A local joke captures the region brilliantly.

“Why is our region too rich and famous? Because we have two Christmases and three Balohas.”

In the German-speaking town of Ust-Chorna (or Königsfeld), twelve to fifteen families attend the local German Catholic church, which recently underwent a roof renovation. Everyone pitched in, even if they do not attend. Residents celebrate both Catholic and Orthodox Christmas, and people respect each other’s holidays.
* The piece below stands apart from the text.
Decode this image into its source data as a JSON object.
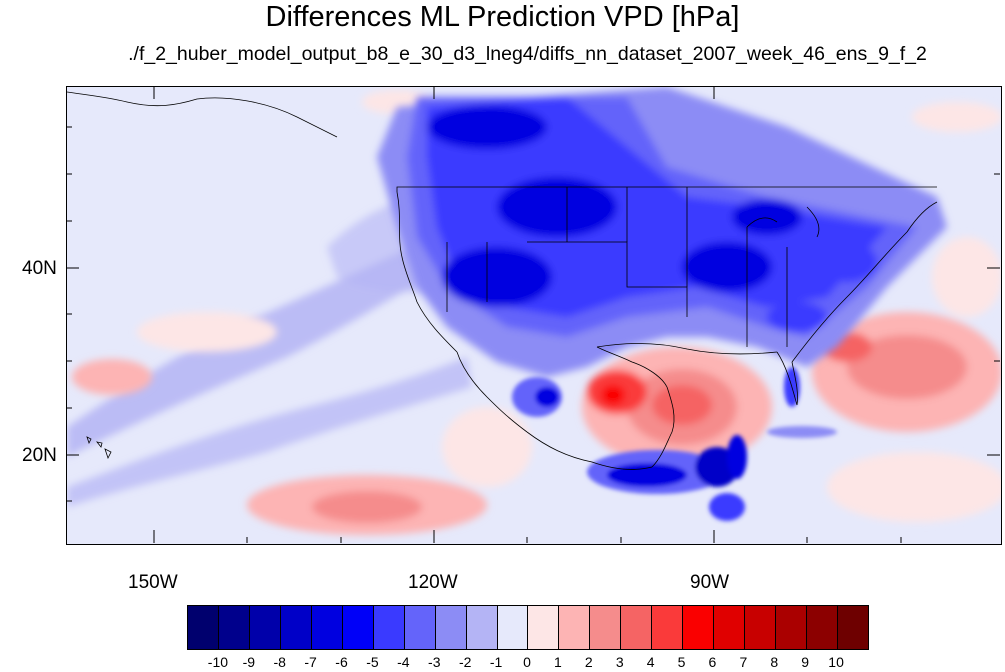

But the region is diverse. Before World War II, approximately one-third to one-half of the population was Jewish, but few of the region’s 85,000 Jews survived the Nazi invasion. To find the Jewish community in Zakarpattia today, one needs to dust off a history book. Historically, there were synagogues in Mukachevo, Uzhgorod (a remarkable Moorish synagogue standing on the Uzh River converted into a concert hall since World War II), and Berehove. One Transcarpathian Jew whose family did survive is Alexander Rovt, a Ukrainian fertilizer billionaire, who hails from an observant Jewish family in Mukachevo. But he too relocated: Rovt now lives in New York City. Another Jewish family owns Chateau Chizay, an extravagant vineyard that easily surpasses anything I have seen in Maryland or Virginia. The owner also lives abroad.

That diversity goes beyond its ethnic minorities. In the tiny town of Nyzhnii Selyshche, Oreste Del Sol, a Frenchman, moved to Ukraine more than twenty years ago and never looked back. He married a local and now produces the best goat cheese I have ever had and a first-rate Grüner Veltliner from the Selyska Cheese Factory, outfitted with an air-controlled secret passageway between the factory and restaurant. On May 18, the day before he opened his new restaurant, Geleta Restaurant, he plied us with incredible fresh trout, a goat cheese salad, and gelato—and implored us to come again. Del Sol is also a local environmental activist, who has urged Zelenskyy to protect the Carpathian forests which are being razed to build new resorts which ultimately benefit their oligarchic owners, like Ihor Kolomoisky.

SEEN FROM western Ukraine, Hungary’s strategy to reintegrate its historic lands looks downright foolish. Young Hungarians in Ukraine have EU passports and they are traveling abroad in increasing numbers. It’s only a matter of time before the Hungarian population in Ukraine moves to the European Union or eventually dies out.

So, what keeps a lid on the regional differences? Corruption, Hlibovytsky argues. “Corruption is the way out of conflict,” he said. “You coexist but you don’t cooperate very often.” Ukrainians, Hungarians, Romanians, and Hutzels ride buses together and live with each other, but multiculturalism is thin. Of all the regions in Ukraine, Zakarpattia oblast rates number one for its tolerance toward corruption.